According to FCDO’s provisional ODA figures for 2025, of the preliminary total of £13.04bn, around £2.4bn – or 18% – was spent supporting refugees in the UK, down from £2.8bn the previous year.
The UK spent £10.25bn on bilateral ODA, which is usually paid out for a specific purpose to an organisation, country or region. Some £2.8bn was spent on multilateral ODA, meaning that it was given to a large organisation without specific projects or locations in mind.
Africa was the largest recipient of bilateral ODA, netting £1.68bn in 2025. Asia was in second place, on £1.03bn. Europe received £279m, the Americas £150m and the Pacific £20m.
Last month’s FCDO announcement said that, in the future, the proportion of FCDO country and regional ODA allocated to Africa would reduce. Supporting figures provided by the department suggested that planned country and regional ODA for Africa would drop from £818m in 2026-27 to £677m in 2028-29. ODA for the Middle East and North Africa is due to be £375m in 2026-27, dropping to £362m in 2028-29.

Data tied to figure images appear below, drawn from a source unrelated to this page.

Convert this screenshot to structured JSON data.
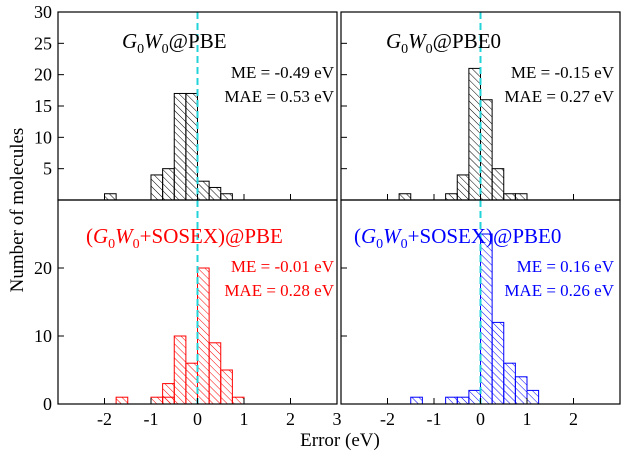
{
  "figure": {
    "xlabel": "Error (eV)",
    "ylabel": "Number of molecules"
  },
  "chart_data": [
    {
      "type": "bar",
      "title": "G0W0@PBE",
      "title_parts": [
        {
          "t": "G",
          "s": "it"
        },
        {
          "t": "0",
          "s": "sub"
        },
        {
          "t": "W",
          "s": "it"
        },
        {
          "t": "0",
          "s": "sub"
        },
        {
          "t": "@PBE",
          "s": "n"
        }
      ],
      "annotation_lines": [
        "ME = -0.49 eV",
        "MAE = 0.53 eV"
      ],
      "color": "#000000",
      "xlim": [
        -3,
        3
      ],
      "ylim": [
        0,
        30
      ],
      "yticks": [
        5,
        10,
        15,
        20,
        25,
        30
      ],
      "xticks": [
        -2,
        -1,
        0,
        1,
        2,
        3
      ],
      "show_xticklabels": false,
      "bin_width": 0.25,
      "bins": [
        {
          "x": -2.0,
          "count": 1
        },
        {
          "x": -1.0,
          "count": 4
        },
        {
          "x": -0.75,
          "count": 5
        },
        {
          "x": -0.5,
          "count": 17
        },
        {
          "x": -0.25,
          "count": 17
        },
        {
          "x": 0.0,
          "count": 3
        },
        {
          "x": 0.25,
          "count": 2
        },
        {
          "x": 0.5,
          "count": 1
        }
      ],
      "reference_line_x": 0
    },
    {
      "type": "bar",
      "title": "G0W0@PBE0",
      "title_parts": [
        {
          "t": "G",
          "s": "it"
        },
        {
          "t": "0",
          "s": "sub"
        },
        {
          "t": "W",
          "s": "it"
        },
        {
          "t": "0",
          "s": "sub"
        },
        {
          "t": "@PBE0",
          "s": "n"
        }
      ],
      "annotation_lines": [
        "ME = -0.15 eV",
        "MAE = 0.27 eV"
      ],
      "color": "#000000",
      "xlim": [
        -3,
        3
      ],
      "ylim": [
        0,
        30
      ],
      "yticks": [
        5,
        10,
        15,
        20,
        25,
        30
      ],
      "xticks": [
        -2,
        -1,
        0,
        1,
        2,
        3
      ],
      "show_xticklabels": false,
      "bin_width": 0.25,
      "bins": [
        {
          "x": -1.75,
          "count": 1
        },
        {
          "x": -0.75,
          "count": 1
        },
        {
          "x": -0.5,
          "count": 4
        },
        {
          "x": -0.25,
          "count": 21
        },
        {
          "x": 0.0,
          "count": 16
        },
        {
          "x": 0.25,
          "count": 5
        },
        {
          "x": 0.5,
          "count": 1
        },
        {
          "x": 0.75,
          "count": 1
        }
      ],
      "reference_line_x": 0
    },
    {
      "type": "bar",
      "title": "(G0W0+SOSEX)@PBE",
      "title_parts": [
        {
          "t": "(",
          "s": "n"
        },
        {
          "t": "G",
          "s": "it"
        },
        {
          "t": "0",
          "s": "sub"
        },
        {
          "t": "W",
          "s": "it"
        },
        {
          "t": "0",
          "s": "sub"
        },
        {
          "t": "+SOSEX)@PBE",
          "s": "n"
        }
      ],
      "annotation_lines": [
        "ME = -0.01 eV",
        "MAE = 0.28 eV"
      ],
      "color": "#ff0000",
      "xlim": [
        -3,
        3
      ],
      "ylim": [
        0,
        30
      ],
      "yticks": [
        0,
        10,
        20
      ],
      "xticks": [
        -2,
        -1,
        0,
        1,
        2,
        3
      ],
      "xticklabels": [
        "-2",
        "-1",
        "0",
        "1",
        "2",
        "3"
      ],
      "show_xticklabels": true,
      "bin_width": 0.25,
      "bins": [
        {
          "x": -1.75,
          "count": 1
        },
        {
          "x": -0.75,
          "count": 1
        },
        {
          "x": -1.0,
          "count": 1
        },
        {
          "x": -0.75,
          "count": 3
        },
        {
          "x": -0.5,
          "count": 10
        },
        {
          "x": -0.25,
          "count": 6
        },
        {
          "x": 0.0,
          "count": 20
        },
        {
          "x": 0.25,
          "count": 9
        },
        {
          "x": 0.5,
          "count": 5
        },
        {
          "x": 0.75,
          "count": 1
        }
      ],
      "reference_line_x": 0
    },
    {
      "type": "bar",
      "title": "(G0W0+SOSEX)@PBE0",
      "title_parts": [
        {
          "t": "(",
          "s": "n"
        },
        {
          "t": "G",
          "s": "it"
        },
        {
          "t": "0",
          "s": "sub"
        },
        {
          "t": "W",
          "s": "it"
        },
        {
          "t": "0",
          "s": "sub"
        },
        {
          "t": "+SOSEX)@PBE0",
          "s": "n"
        }
      ],
      "annotation_lines": [
        "ME = 0.16 eV",
        "MAE = 0.26 eV"
      ],
      "color": "#0000ff",
      "xlim": [
        -3,
        3
      ],
      "ylim": [
        0,
        30
      ],
      "yticks": [
        0,
        10,
        20
      ],
      "xticks": [
        -2,
        -1,
        0,
        1,
        2,
        3
      ],
      "xticklabels": [
        "-2",
        "-1",
        "0",
        "1",
        "2",
        "3"
      ],
      "show_xticklabels": true,
      "bin_width": 0.25,
      "bins": [
        {
          "x": -1.5,
          "count": 1
        },
        {
          "x": -0.75,
          "count": 1
        },
        {
          "x": -0.5,
          "count": 1
        },
        {
          "x": -0.25,
          "count": 2
        },
        {
          "x": 0.0,
          "count": 25
        },
        {
          "x": 0.25,
          "count": 12
        },
        {
          "x": 0.5,
          "count": 6
        },
        {
          "x": 0.75,
          "count": 4
        },
        {
          "x": 1.0,
          "count": 2
        }
      ],
      "reference_line_x": 0
    }
  ]
}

The FCDO accounts for the lion’s share of ODA spending – £9.5bn in 2025. Second place went to the Home Office on £2.06bn, then the Department of Health and Social care on £411m, the cross-government UK Integrated Security Fund on £261m and the Department for Energy Security and Net Zero on £201m.
Gideon Rabinowitz, policy and advocacy director at Bond, the UK network for non-governmental organisations working in international development, said the 2025 figures laid bare “the severe damage already caused by Labour's cuts to the UK aid budget”.
“Lifesaving humanitarian programmes, including education provision in Syria and healthcare programmes across Africa, have already been forced to close, and, with even deeper cuts still to be implemented this year and next, the worst consequences are yet to be realised,” he said. “What is clear is that marginalised communities, particularly across Africa, will continue to pay the highest price for these political choices.”
He added: “These cuts are costing lives and leaving us all more vulnerable to a world with more disease, conflict and crises. Instead of leading the retreat from our international commitments, now is the time for the UK to step up and urgently rebuild its shattered reputation on the global stage.”
A final release clarifying the government’s ODA spend for 2025 is due in the autumn.